The occurrence of AD in children during the first year of life was neither related to maternal cytokine nor to IgE levels. One possible influencing factor for children’s AD is the maternal family history of atopy (FHA), including AD, asthma and hey fever. However, our data indicate that this variable had no influence on children’s AD risk. But when maternal FAH was replaced by maternal AD only, we found a significant association of maternal AD to children’s AD at the age of one. Furthermore, we found that at the age of one, there was a strong association between children’s AD and tIgE and IgE against inhalant and food allergens.
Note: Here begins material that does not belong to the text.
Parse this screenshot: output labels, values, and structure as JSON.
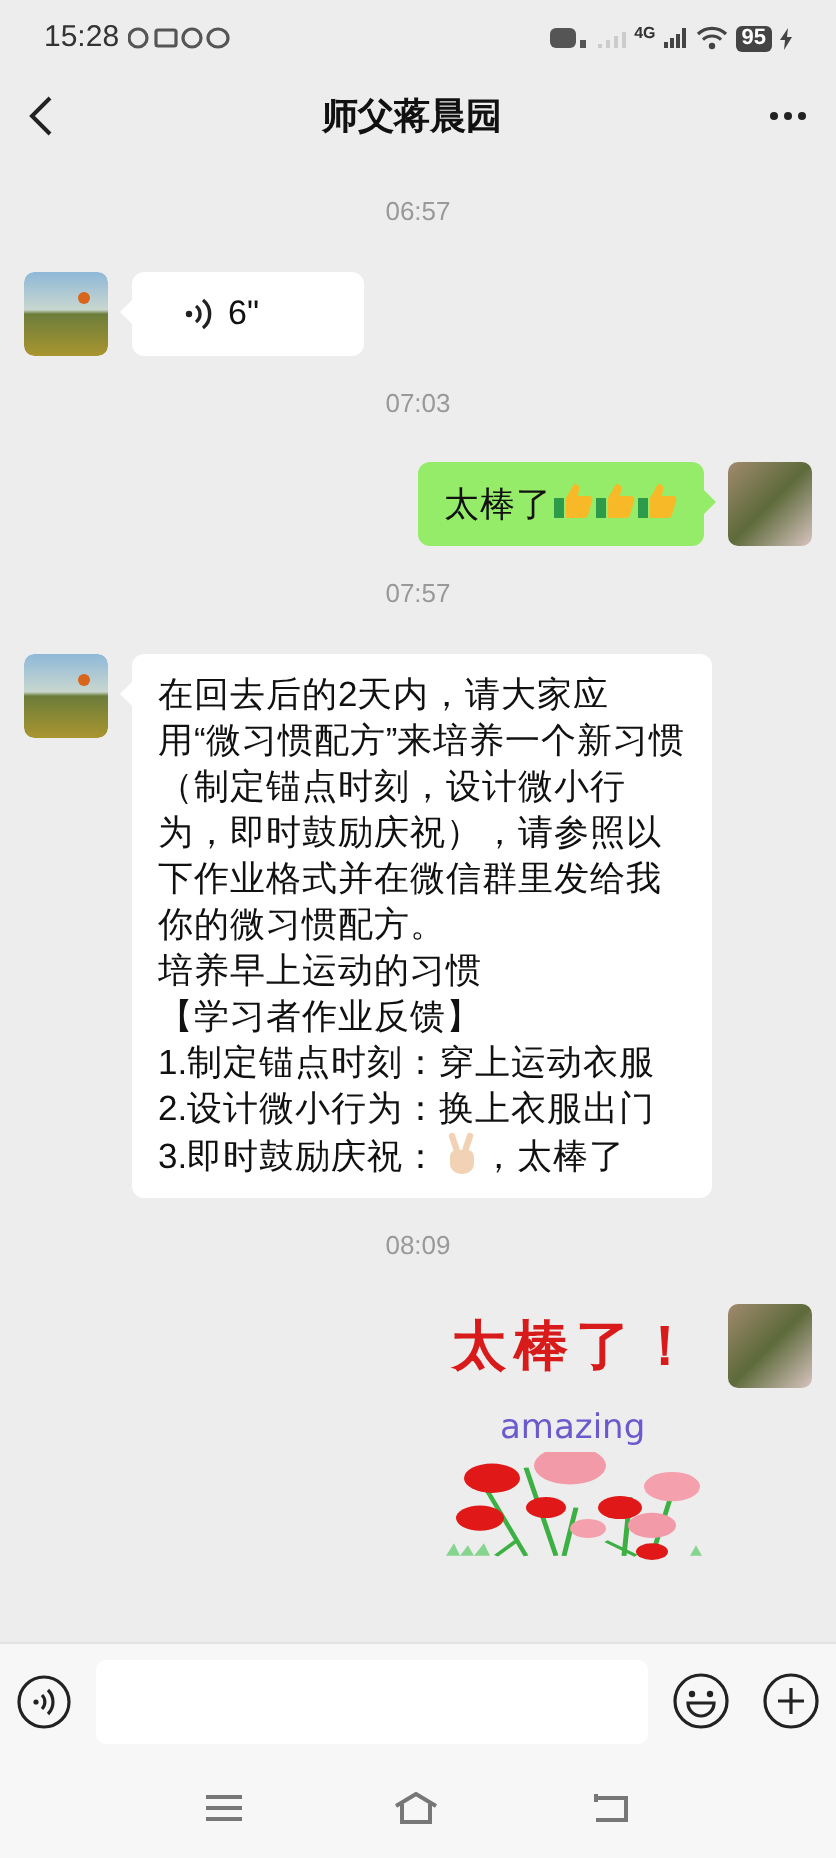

On basis of these data, we thought it worthwhile to analyse the risk factors for children’s IgE. In general, maternal tIgE in pregnancy was an indicator for tIgE in cord blood and in the first year of life. High IgE levels in cord blood are postulated to be a result of maternal blood contamination and/or maternofoetal IgE transfer and/or increased foetal IgE production (26). Recently, Bonnelykke et al. (26, 27) demonstrated that the transfer of maternal tIgE and allergen specific IgE can be a common cause of increased IgE levels in cord blood which then decreased after 6 months of age. In our study, maternal tIgE in pregnancy was not only predictive for cord blood IgE but also for IgE in children’s first year of life indicating that maternofoetal transfer can not be the explanation for the association between maternal and children’s IgE levels. It is postulated that allergens and maternal IgE can cross the placenta and bind to placental Hofbauer cells (28, 29). Here, the simultaneous presence of maternal IgE and low amounts of allergens might lead to IgE-mediated antigen focusing via high-affinity IgE receptor (FcεRI) on foetal antigen-presenting cells (30, 31). Thus, this might be an explanation for the observed long-lasting effect of maternal tIgE on children’s tIgE and allergic sensitization to inhalant allergens (sx1) seen in the 1-year-old children.
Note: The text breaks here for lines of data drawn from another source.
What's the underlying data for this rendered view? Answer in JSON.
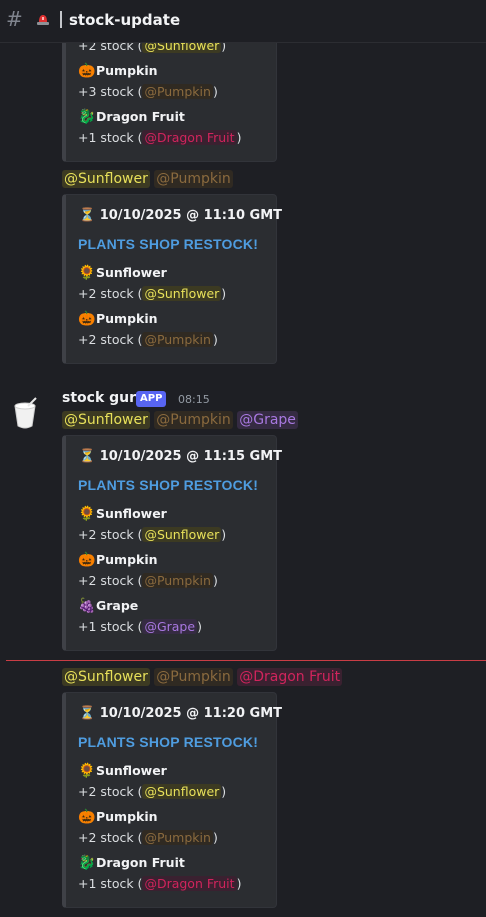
{
  "channel": {
    "icon": "hash-icon",
    "emoji_icon": "siren-icon",
    "name": "stock-update"
  },
  "author": {
    "name": "stock gurt",
    "badge": "APP",
    "time": "08:15"
  },
  "labels": {
    "restock": "PLANTS SHOP RESTOCK!",
    "stock_prefix": "+",
    "stock_suffix": " stock (",
    "close": ")"
  },
  "items": {
    "sunflower": "Sunflower",
    "pumpkin": "Pumpkin",
    "dragon": "Dragon Fruit",
    "grape": "Grape"
  },
  "mentions": {
    "sunflower": "@Sunflower",
    "pumpkin": "@Pumpkin",
    "dragon": "@Dragon Fruit",
    "grape": "@Grape"
  },
  "msg0": {
    "row1": "+2 stock (",
    "row2": "+3 stock (",
    "row3": "+1 stock ("
  },
  "msg1": {
    "title": "10/10/2025 @ 11:10 GMT",
    "row1": "+2 stock (",
    "row2": "+2 stock ("
  },
  "msg2": {
    "title": "10/10/2025 @ 11:15 GMT",
    "row1": "+2 stock (",
    "row2": "+2 stock (",
    "row3": "+1 stock ("
  },
  "msg3": {
    "title": "10/10/2025 @ 11:20 GMT",
    "row1": "+2 stock (",
    "row2": "+2 stock (",
    "row3": "+1 stock ("
  },
  "colors": {
    "sunflower_role": "#e7e05a",
    "pumpkin_role": "#8a6a3e",
    "dragon_role": "#d0245c",
    "grape_role": "#a878e0",
    "restock_title": "#4f9de0",
    "new_divider": "#c93d45"
  }
}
One other route of priming the foetal immune system to allergens might be via maternal cytokines. We show that independently of maternal IgE in pregnancy, maternal TNF-α blood concentrations were associated with children’s IgE to allergens. High TNF-α concentrations in pregnancy seem to be protective against the sensitization to inhalant (sx1) and in trend to food allergens (fx5) in the 1-year-old children. It is possible that an increased capacity of maternal blood cells to produce TNF-α during pregnancy may confer a pro-inflammatory status in general, but also, specifically, in the intrauterine milieu and may prime the immune system of the foetus in a way that offers protection to allergic sensitization at the age of one. It is noteworthy that in our study maternal influences are more visible at the age of one (but are not visible in cord blood), implicating that the ‘teaching’ of the child’s immune system through maternal immune parameters is tracked beyond foetal stage.
We thank all families for their participation in the LINA study, Anne Hain for excellent technical assistance, and Neil Jones for the careful revision of the manuscript. The study was supported by Helmholtz institutional funding.
Each named author has substantially contributed to this paper. Gunda Herberth, Stefan Röder, Uwe Schlink, Michael Borte, Ulrike Diez, and Irina Lehmann were involved in the development of the study design and the field work. Gunda Herberth and Denise Hinze performed the cytokine measurements and were involved in data analysis. Stefan Röder and Uwe Schlink contributed to the statistical analysis. Ulrich Sack contributed with IgE measurements and discussion of the IgE data. Gunda Herberth and Irina Lehmann wrote the paper, all authors were involved in the revision of the final text.
Conflicts of interest
All authors have declared that they have no conflict of interest.